São Paulo - As escolas de samba Vai-Vai e Rosas de Ouro foram as que mais animaram o público nas arquibancadas do sambódromo do Anhembi durante o primeiro dia de apresentações do Grupo Especial de São Paulo. A escola do Bixiga foi a quarta a entrar no sambódromo e a agremiação da Freguesia do Ó foi a sexta a desfilar.
Sob a garoa fina e 18 graus de temperatura, às 23h30 de sexta-feira, a Unidos da Peruche abriu o desfile do Grupo Especial do Carnaval paulistano com enredo em homenagem ao centenário do Teatro Municipal. O samba "Abram-se As Cortinas! O Espetáculo Vai Começar" empolgou a plateia e os integrantes mostravam-se afinados, mas dois carros alegóricos quebraram e não conseguiram entrar na avenida.

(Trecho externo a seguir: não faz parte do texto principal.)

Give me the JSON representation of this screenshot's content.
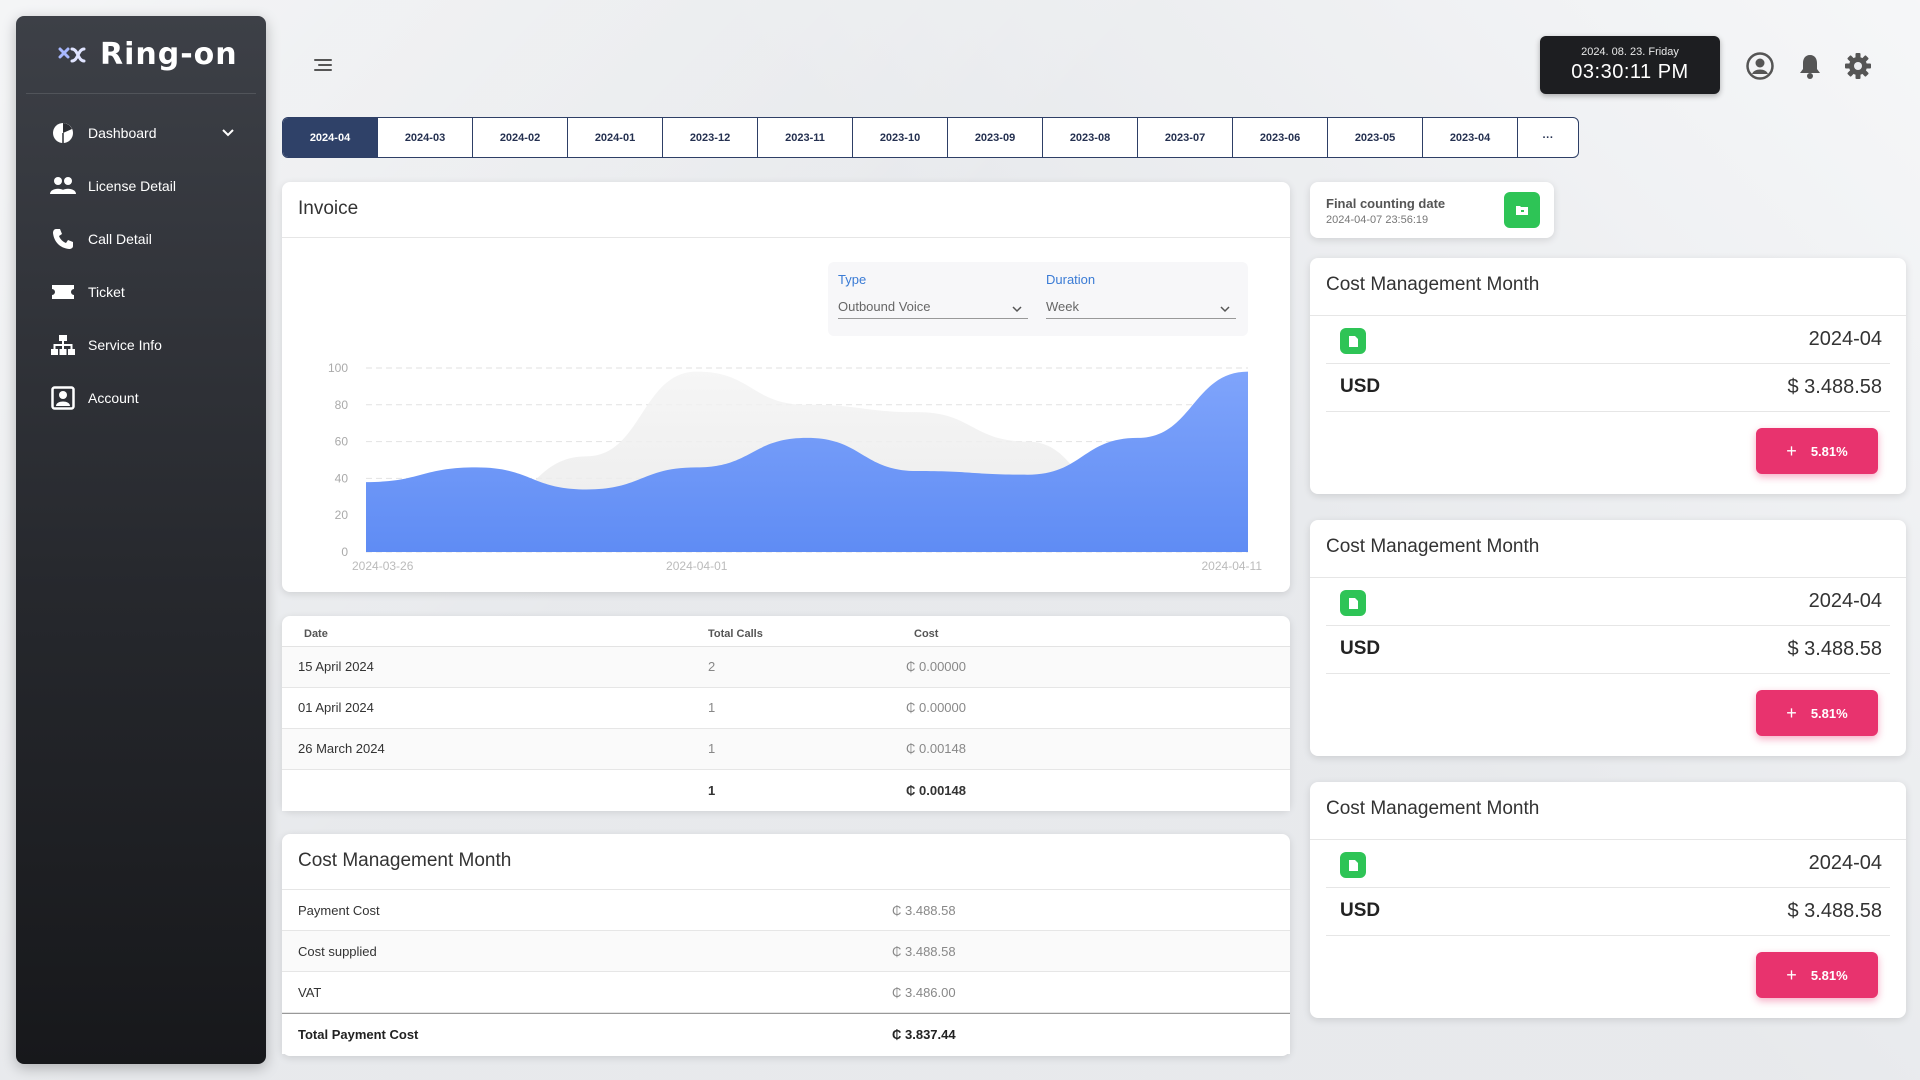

Logo depois veio a Tom Maior, com "Salve Salve São Bernardo, Pedaço do Meu Brasil", em homenagem à cidade da região metropolitana de São Paulo, berço do sindicalismo. A escola reservou um espaço no último carro alegórico para o ex-presidente Lula e sua mulher, Marisa Letícia, mas o casal declinou do convite. Também causou polêmica o projeto de levar uma suçuarana, uma jaguatirica e uma iguana à passarela - o Ministério Público não gostou e a escola teve que voltar atrás, sob ameaça de pagar multa de R$ 10 mil.
A Acadêmicos do Tucuruvi, terceira a desfilar, fez um tributo aos migrantes nordestinos em São Paulo, com "Oxente, O Que Seria da Gente sem Essa Gente?". Antes do samba, porém, mestre Adamastor pegou no microfone e fez um discurso veemente contra o preconceito, revelando que a escola recebeu ameaças nos últimos dias. "Ainda há muitas pessoas preconceituosas no nosso País. Desde que escolhemos esse tema, recebemos várias ameaças de retaliação. Mas somos sambistas, somos valentes!", disse.
A quarta escola a entrar na avenida foi a Rosas de Ouro, que completou 40 anos de história com o enredo "Abre-te Sésamo, a Senha da Sorte", representando a sorte em diversas culturas e épocas. Do alto dos carros alegóricos eram atirados serpentinas, chuvas de prata, fogos de artifício e até biscoitos da sorte aos foliões.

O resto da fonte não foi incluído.